Free ebooks Library zlibrary project Immediate Prospect

23
Mar

couscous copy couscous-fluffed up copy

fine couscous: on the left before adding water to fluff it & on the right after adding the water but before the first steaming. It will fluff up even more after the 1st steaming, adding more water, then the second steaming

The last guest post by my lovely friend Charles Perry on when camel meat was fashionable was such a success that I asked him if he would do another one and I asked if he would write about how far back in history he can trace couscous. I reckoned that it would very interesting to know given how popular couscous is and what a global ingredient it has become. So, here is Charles’ post, followed by two recipes, one for how to steam couscous, and another for the seven vegetable broth to serve with it. I like to make mine without meat and I often use baby vegetables for a nicer presentation but you may not find these easily.

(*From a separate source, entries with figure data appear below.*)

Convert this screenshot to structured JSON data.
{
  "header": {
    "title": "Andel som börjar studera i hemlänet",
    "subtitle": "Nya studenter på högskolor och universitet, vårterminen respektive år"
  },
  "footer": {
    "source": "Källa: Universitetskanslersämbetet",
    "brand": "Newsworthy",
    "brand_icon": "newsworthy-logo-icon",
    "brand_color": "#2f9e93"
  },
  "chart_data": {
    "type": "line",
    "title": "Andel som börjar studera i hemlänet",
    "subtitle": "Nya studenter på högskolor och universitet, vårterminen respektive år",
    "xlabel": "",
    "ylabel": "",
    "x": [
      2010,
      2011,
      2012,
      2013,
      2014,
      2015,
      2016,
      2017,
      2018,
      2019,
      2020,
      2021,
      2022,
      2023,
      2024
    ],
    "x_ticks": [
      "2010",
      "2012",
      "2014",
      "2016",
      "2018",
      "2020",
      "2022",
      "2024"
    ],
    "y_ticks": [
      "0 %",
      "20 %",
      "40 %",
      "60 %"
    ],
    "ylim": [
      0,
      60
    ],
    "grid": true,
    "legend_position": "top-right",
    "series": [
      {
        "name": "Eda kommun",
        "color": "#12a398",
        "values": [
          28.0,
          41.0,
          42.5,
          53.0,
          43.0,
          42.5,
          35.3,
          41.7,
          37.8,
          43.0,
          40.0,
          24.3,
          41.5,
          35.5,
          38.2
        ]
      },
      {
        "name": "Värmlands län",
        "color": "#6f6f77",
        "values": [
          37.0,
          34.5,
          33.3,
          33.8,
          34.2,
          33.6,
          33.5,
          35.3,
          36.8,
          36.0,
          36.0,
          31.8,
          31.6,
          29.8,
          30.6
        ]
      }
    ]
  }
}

“Look up the word for couscous in a couple of dozen Berber dictionaries and you’ll be surprised how many ways there are of pronouncing the basic Berber name for it, seksu. (If you’re a linguist, you’ll also wonder exactly how seksu could have become the Arabic kuskusu.)

Couscous is the North African staple food, of course. In some places the word for it is just the local word for food in general, utshu or tt’am. A larger variety of couscous is called by the Berber name berkukes, which has a prefix meaning “large,” or by the Arabic word muhammas, which means “made to resemble chickpeas.”